Cell & Gene Therapy: The Road to Commercial Manufacturing
Consider that you run a new cell therapy business. You have completed the complicated discovery phase and are putting the finishing touches on an innovative cure.
At this point, a picture of how to achieve a commercial manufacturing environment with all the necessary equipment and systems in place starts to take shape. The tools that were successful for you in the past might not be effective going forward. To succeed going forward, the business will need to think about new approaches to doing things.
There must be some serious thought put into how to enhance and streamline the production of gene and cell therapy as the path to commercial manufacturing becomes more evident. Cost of production, the ability to deliver the drugs to the patient on time, maintaining the chain of identity throughout the entire process, reducing manual processes to reduce human error, raising quality through standardization of processes, coordinating supply chain tracking, etc. are few of the factors to be taken into account.
Electronic systems are emerging as the main choice for handling these kinds of complicated operations when scaling up to commercial manufacturing. Through its ability to automate processes and calculations, a manufacturing execution system, or MES, is perfectly equipped to target the main issues for makers of cell and gene therapies. Additionally, it provides the capacity to scale up and scale out therapies, examines batches by exception, and interacts with both current equipment and IT systems.
The pharmaceutical services industry has been around since the 1970s, when Smith, Kline & French, a pharmaceutical company, reportedly sought outside assistance in producing the raw components for the ulcer medication Tagamet. In the years that followed, the industry expanded beyond such pharmaceutical compounds to include components for biologics companies as well as medications in their finished-dose forms. However, the market for cell and gene therapy services appears to be completely distinct from other service sectors, with the potential to grow quickly.
Cell and gene therapies have the potential to be profoundly revolutionary in the long run, but it has been increasingly clear in recent years that there are numerous obstacles in the way of providing patients with cutting-edge treatments. Therefore, there has never been a more pressing need to address the difficulties associated with producing cell and gene treatments as more and more goods approach commercialization. Creating manufacturing methods that produce high-quality items at affordable costs while also being scalable to satisfy fluctuating demand across the whole product life-cycle is one of the main problems.
This tendency can be explained in part by the fact that the majority of major pharmaceutical companies acquired their cell-therapy development capabilities rather than developing them internally through their own research pipelines. Such businesses recognized the potential of cell therapies at an early stage and moved swiftly to invest in the first and most promising innovators in the field, many of whom would have been working on patient-specific products. This could explain why modern start-ups concentrate their research on adaptable allogeneic alternatives, whilst big pharmaceutical corporations account for a major proportion of autologous medicines in clinical development and commercial operations.
Induced pluripotent stem cells (iPSCs) are anticipated to be used as the beginning material by producers of allogeneic stem cell therapies due to their versatility. Almost any sort of living donor cell can be induced and reprogrammed to “wipe clean” the characteristics that make them unique. What’s left are pluripotent stem cells, which can be gene-edited to target particular diseases and differentiated into nearly every other type of cell in a human body — and for practically any patient.
Bio Manufacturers do not need to work with weakened immune cells from a sick person when adopting an allogeneic method. To build banks of healthy, donor-sourced material, they can instead make use of scalable cell platforms and tried-and-true production techniques from conventional biopharmaceutical operations. Such materials can go through carefully regulated genetic tinkering before being encouraged to multiply into numerous therapeutic cells.
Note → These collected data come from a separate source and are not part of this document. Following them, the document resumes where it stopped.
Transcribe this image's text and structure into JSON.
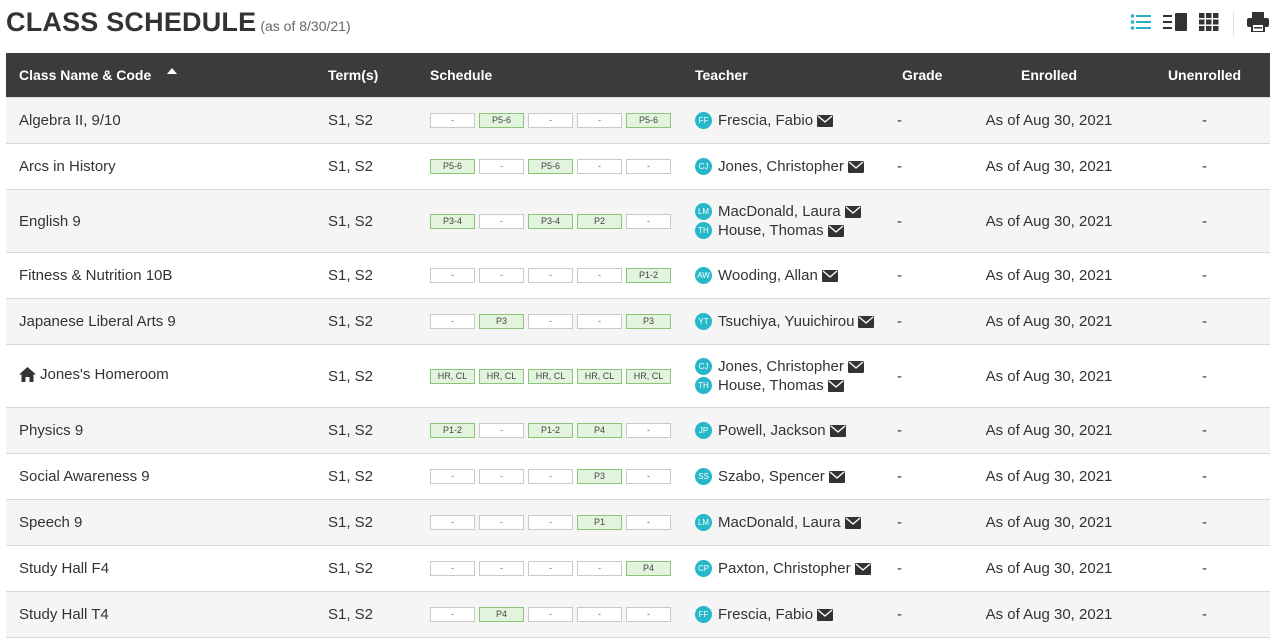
{
  "header": {
    "title": "CLASS SCHEDULE",
    "as_of": "(as of 8/30/21)"
  },
  "toolbar": {
    "icons": [
      "list-view-icon",
      "detail-view-icon",
      "grid-view-icon",
      "print-icon"
    ],
    "active_color": "#2ab0c5"
  },
  "columns": {
    "name": "Class Name & Code",
    "terms": "Term(s)",
    "schedule": "Schedule",
    "teacher": "Teacher",
    "grade": "Grade",
    "enrolled": "Enrolled",
    "unenrolled": "Unenrolled"
  },
  "rows": [
    {
      "name": "Algebra II, 9/10",
      "terms": "S1, S2",
      "blocks": [
        "-",
        "P5-6",
        "-",
        "-",
        "P5-6"
      ],
      "teachers": [
        {
          "initials": "FF",
          "name": "Frescia, Fabio"
        }
      ],
      "grade": "-",
      "enrolled": "As of Aug 30, 2021",
      "unenrolled": "-"
    },
    {
      "name": "Arcs in History",
      "terms": "S1, S2",
      "blocks": [
        "P5-6",
        "-",
        "P5-6",
        "-",
        "-"
      ],
      "teachers": [
        {
          "initials": "CJ",
          "name": "Jones, Christopher"
        }
      ],
      "grade": "-",
      "enrolled": "As of Aug 30, 2021",
      "unenrolled": "-"
    },
    {
      "name": "English 9",
      "terms": "S1, S2",
      "blocks": [
        "P3-4",
        "-",
        "P3-4",
        "P2",
        "-"
      ],
      "teachers": [
        {
          "initials": "LM",
          "name": "MacDonald, Laura"
        },
        {
          "initials": "TH",
          "name": "House, Thomas"
        }
      ],
      "grade": "-",
      "enrolled": "As of Aug 30, 2021",
      "unenrolled": "-"
    },
    {
      "name": "Fitness & Nutrition 10B",
      "terms": "S1, S2",
      "blocks": [
        "-",
        "-",
        "-",
        "-",
        "P1-2"
      ],
      "teachers": [
        {
          "initials": "AW",
          "name": "Wooding, Allan"
        }
      ],
      "grade": "-",
      "enrolled": "As of Aug 30, 2021",
      "unenrolled": "-"
    },
    {
      "name": "Japanese Liberal Arts 9",
      "terms": "S1, S2",
      "blocks": [
        "-",
        "P3",
        "-",
        "-",
        "P3"
      ],
      "teachers": [
        {
          "initials": "YT",
          "name": "Tsuchiya, Yuuichirou"
        }
      ],
      "grade": "-",
      "enrolled": "As of Aug 30, 2021",
      "unenrolled": "-"
    },
    {
      "name": "Jones's Homeroom",
      "terms": "S1, S2",
      "homeroom": true,
      "blocks": [
        "HR, CL",
        "HR, CL",
        "HR, CL",
        "HR, CL",
        "HR, CL"
      ],
      "teachers": [
        {
          "initials": "CJ",
          "name": "Jones, Christopher"
        },
        {
          "initials": "TH",
          "name": "House, Thomas"
        }
      ],
      "grade": "-",
      "enrolled": "As of Aug 30, 2021",
      "unenrolled": "-"
    },
    {
      "name": "Physics 9",
      "terms": "S1, S2",
      "blocks": [
        "P1-2",
        "-",
        "P1-2",
        "P4",
        "-"
      ],
      "teachers": [
        {
          "initials": "JP",
          "name": "Powell, Jackson"
        }
      ],
      "grade": "-",
      "enrolled": "As of Aug 30, 2021",
      "unenrolled": "-"
    },
    {
      "name": "Social Awareness 9",
      "terms": "S1, S2",
      "blocks": [
        "-",
        "-",
        "-",
        "P3",
        "-"
      ],
      "teachers": [
        {
          "initials": "SS",
          "name": "Szabo, Spencer"
        }
      ],
      "grade": "-",
      "enrolled": "As of Aug 30, 2021",
      "unenrolled": "-"
    },
    {
      "name": "Speech 9",
      "terms": "S1, S2",
      "blocks": [
        "-",
        "-",
        "-",
        "P1",
        "-"
      ],
      "teachers": [
        {
          "initials": "LM",
          "name": "MacDonald, Laura"
        }
      ],
      "grade": "-",
      "enrolled": "As of Aug 30, 2021",
      "unenrolled": "-"
    },
    {
      "name": "Study Hall F4",
      "terms": "S1, S2",
      "blocks": [
        "-",
        "-",
        "-",
        "-",
        "P4"
      ],
      "teachers": [
        {
          "initials": "CP",
          "name": "Paxton, Christopher"
        }
      ],
      "grade": "-",
      "enrolled": "As of Aug 30, 2021",
      "unenrolled": "-"
    },
    {
      "name": "Study Hall T4",
      "terms": "S1, S2",
      "blocks": [
        "-",
        "P4",
        "-",
        "-",
        "-"
      ],
      "teachers": [
        {
          "initials": "FF",
          "name": "Frescia, Fabio"
        }
      ],
      "grade": "-",
      "enrolled": "As of Aug 30, 2021",
      "unenrolled": "-"
    }
  ]
}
The fields of gene and cell therapy are expanding very quickly. This comprises a sizable and expanding number of products in the works as well as fresh goods with substantial sales, like blockbusters, that are currently making their way onto international marketplaces. With markets in the tens of billions projected in the next five to ten years, enormous sums of money are being invested in research and commercial development. Cellular and gene therapies must overcome a number of significant obstacles, the majority of which are related to commercial manufacturing, in order to realize their full potential. The yearly global survey of bioprocessing specialists conducted by BioPlan Associates has verified these findings.
Numerous biopharmaceutical manufacturers require assistance to manage the logistical requirements of cell and gene therapies, including obtaining patient-supplied material, maintaining adequate temperature controls, and dispersing the goods widely enough to have an impact on patients.
Although each treatment’s specifics may differ, they all share one characteristic. Each form of treatment consists of living cells or viral vectors with a very short lifespan. The timely and flawless delivery of medications to and from the manufacturer, as well as their eventual delivery to the treatment center for patient administration, are vitally essential.